Quella risposta sviò la sua attenzione. «Quello sarebbe Bernard? Santo cielo, ma da quando si è fatto crescere la barba?».
«Dal Falstaff, perciò sono mesi, ormai. Non sei stata al pranzo?».
«Avevo un ascesso a un dente, ricordi? Ci sei andato senza di me. Sei stato via tantissimo, avevo una fame da lupi e niente da mangiare in casa».
Jason stava per risponderle, ma Bernard era già lì. «Che bello vederla, che bello rivedere entrambi». Era stato in tournée; la settimana successiva sarebbero andati in scena a Londra. Ah, la sua accompagnatrice era Marietta Reed, appena arrivata da un set in Irlanda. Ecco sbrigate le presentazioni. La sua barba pizzicava come aghi d’abete.

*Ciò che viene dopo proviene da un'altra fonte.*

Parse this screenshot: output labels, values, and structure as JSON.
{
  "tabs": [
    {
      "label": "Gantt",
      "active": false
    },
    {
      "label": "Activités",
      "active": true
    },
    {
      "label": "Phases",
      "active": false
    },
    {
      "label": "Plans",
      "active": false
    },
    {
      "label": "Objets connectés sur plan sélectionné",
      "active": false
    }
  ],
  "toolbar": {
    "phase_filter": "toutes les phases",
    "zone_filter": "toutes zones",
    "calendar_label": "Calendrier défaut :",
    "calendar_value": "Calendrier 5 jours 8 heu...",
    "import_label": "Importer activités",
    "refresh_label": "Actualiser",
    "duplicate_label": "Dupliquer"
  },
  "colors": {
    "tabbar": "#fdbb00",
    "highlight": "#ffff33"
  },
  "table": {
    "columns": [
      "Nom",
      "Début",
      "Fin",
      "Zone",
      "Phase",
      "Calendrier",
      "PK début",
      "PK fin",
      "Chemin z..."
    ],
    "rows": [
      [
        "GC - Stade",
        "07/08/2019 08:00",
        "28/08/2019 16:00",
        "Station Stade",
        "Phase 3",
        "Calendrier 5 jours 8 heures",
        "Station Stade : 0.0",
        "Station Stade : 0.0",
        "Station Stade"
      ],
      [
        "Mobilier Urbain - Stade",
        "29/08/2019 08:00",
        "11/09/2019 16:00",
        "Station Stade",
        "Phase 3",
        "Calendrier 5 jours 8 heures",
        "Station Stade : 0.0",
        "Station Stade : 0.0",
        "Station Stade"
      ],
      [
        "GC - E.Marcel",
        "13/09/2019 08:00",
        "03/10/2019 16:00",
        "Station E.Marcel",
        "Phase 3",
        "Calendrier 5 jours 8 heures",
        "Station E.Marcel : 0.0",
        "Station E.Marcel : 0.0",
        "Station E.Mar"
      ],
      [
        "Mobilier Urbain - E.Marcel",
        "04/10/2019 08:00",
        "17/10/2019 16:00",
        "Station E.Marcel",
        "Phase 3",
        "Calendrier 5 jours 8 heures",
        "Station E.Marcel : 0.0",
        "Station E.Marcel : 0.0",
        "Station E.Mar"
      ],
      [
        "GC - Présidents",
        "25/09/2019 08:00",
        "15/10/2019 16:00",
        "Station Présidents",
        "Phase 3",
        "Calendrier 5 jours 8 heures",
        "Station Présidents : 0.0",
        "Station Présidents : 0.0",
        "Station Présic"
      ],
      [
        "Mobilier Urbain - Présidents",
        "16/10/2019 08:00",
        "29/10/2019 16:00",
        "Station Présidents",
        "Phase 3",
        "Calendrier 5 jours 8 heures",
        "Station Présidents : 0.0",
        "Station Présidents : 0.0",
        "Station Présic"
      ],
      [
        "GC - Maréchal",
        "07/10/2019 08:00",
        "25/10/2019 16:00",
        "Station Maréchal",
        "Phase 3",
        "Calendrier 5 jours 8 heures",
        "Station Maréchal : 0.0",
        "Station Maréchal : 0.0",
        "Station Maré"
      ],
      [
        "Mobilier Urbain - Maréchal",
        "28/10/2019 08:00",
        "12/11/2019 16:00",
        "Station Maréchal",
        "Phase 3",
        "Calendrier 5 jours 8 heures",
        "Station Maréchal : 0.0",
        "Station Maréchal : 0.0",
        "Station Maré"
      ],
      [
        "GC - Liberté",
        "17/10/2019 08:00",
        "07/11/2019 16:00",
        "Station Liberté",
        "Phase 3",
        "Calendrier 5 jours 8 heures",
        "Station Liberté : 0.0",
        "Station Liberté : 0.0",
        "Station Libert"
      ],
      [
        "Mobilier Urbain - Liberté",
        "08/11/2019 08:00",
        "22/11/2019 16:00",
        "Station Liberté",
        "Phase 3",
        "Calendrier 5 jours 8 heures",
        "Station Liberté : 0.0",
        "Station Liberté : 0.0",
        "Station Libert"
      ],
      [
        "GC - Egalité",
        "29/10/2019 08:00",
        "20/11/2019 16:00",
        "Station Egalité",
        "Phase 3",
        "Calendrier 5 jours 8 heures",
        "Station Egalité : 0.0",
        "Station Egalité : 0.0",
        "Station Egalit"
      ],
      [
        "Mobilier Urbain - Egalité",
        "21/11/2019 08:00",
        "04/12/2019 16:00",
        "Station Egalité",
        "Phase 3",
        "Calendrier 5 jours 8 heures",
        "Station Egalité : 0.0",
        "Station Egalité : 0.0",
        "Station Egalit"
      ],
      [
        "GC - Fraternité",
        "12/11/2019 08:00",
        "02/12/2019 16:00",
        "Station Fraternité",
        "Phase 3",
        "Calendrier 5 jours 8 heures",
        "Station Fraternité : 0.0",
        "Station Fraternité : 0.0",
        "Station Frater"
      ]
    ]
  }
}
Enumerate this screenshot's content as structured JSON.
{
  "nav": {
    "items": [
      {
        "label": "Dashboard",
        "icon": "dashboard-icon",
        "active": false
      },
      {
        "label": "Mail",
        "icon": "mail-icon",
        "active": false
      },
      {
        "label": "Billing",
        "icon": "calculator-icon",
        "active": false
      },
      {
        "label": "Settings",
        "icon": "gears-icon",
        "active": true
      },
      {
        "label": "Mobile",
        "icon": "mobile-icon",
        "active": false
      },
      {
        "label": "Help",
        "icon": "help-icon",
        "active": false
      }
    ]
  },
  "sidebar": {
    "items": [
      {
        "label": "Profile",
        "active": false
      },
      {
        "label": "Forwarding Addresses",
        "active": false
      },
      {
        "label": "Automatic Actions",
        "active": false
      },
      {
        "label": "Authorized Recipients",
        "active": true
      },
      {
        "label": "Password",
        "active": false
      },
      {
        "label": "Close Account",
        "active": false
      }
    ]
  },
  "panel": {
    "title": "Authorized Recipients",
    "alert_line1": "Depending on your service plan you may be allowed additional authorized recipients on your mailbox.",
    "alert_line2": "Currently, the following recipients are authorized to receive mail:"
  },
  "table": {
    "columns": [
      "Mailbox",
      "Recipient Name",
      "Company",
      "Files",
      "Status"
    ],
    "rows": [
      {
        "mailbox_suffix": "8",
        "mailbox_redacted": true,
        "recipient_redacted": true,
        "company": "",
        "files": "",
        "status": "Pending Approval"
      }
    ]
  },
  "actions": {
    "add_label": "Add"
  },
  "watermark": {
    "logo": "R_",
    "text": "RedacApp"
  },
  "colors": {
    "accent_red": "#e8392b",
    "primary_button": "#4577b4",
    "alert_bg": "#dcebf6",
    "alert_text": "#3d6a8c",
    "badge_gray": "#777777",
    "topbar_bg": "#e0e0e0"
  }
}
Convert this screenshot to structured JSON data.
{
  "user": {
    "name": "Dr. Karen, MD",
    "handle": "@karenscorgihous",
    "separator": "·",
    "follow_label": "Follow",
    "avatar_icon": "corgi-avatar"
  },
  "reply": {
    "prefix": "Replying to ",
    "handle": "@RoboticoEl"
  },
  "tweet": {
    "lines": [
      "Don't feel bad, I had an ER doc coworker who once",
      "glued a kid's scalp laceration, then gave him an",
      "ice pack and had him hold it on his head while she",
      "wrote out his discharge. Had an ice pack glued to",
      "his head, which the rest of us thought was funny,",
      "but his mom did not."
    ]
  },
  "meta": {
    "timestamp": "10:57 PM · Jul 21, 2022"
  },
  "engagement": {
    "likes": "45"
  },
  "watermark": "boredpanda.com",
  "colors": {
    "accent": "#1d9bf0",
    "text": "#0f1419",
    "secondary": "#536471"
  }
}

«Piacere», disse Marietta. Aveva un modo molto snob di pronunciare le vocali.
«Piacere mio», replicò Jason. «Ti presento Daisy, mia moglie».
«Ah certo. Ti avevo riconosciuta. La tua sceneggiatura di Grandi speranze è fantastica».
Tutto in lei era minuscolo tranne gli occhi, immensi e vellutati, del colore del cioccolato fondente.
Bernard aveva proposto di cenare insieme, e Jason aveva declinato l’invito. «Preferisco stare con te», aveva detto. Il genere di frase che ripeteva così di frequente che Daisy non ci faceva quasi più caso. Andarono al ristorante indiano del quartiere e parlarono di Hollywood. Inizialmente ci sarebbe andato per girare solo un film. La casa di produzione si riservava di rinnovargli il contratto. «Non dovrò trasferirmi definitivamente, giusto?», chiese. Si aspettava sempre che lei avesse una risposta pronta per quel genere di dilemmi.
«Non credo. A meno che non vogliano metterti sotto contratto per fare un film dopo l’altro. È possibile».
C’era stato un lungo silenzio. «Mi mancherai, tesoro. Mi mancherai tantissimo».
«Potrei venire a vivere lì».
«Oh, no, non credo che potresti. Prima dovrei ambientarmi, trovare i miei punti di riferimento».
Con il senno di poi si rese conto che quella sera era stata tutto un susseguirsi di minuscoli segnali di pericolo che non aveva notato.
«In fondo non starò via a lungo. E quando sarò via potrai metterti sotto a lavorare senza distrazioni».
Qualche ora dopo. «Sono una distrazione per te, vero?».
Erano a casa, a letto, nudi. Jason se ne stava appoggiato al gomito e le accarezzava la nuca con la mano libera.
«No, per niente».
«Ah, davvero?». Fece scivolare la mano dal collo fino al seno sinistro, e la reazione di Daisy fu immediata.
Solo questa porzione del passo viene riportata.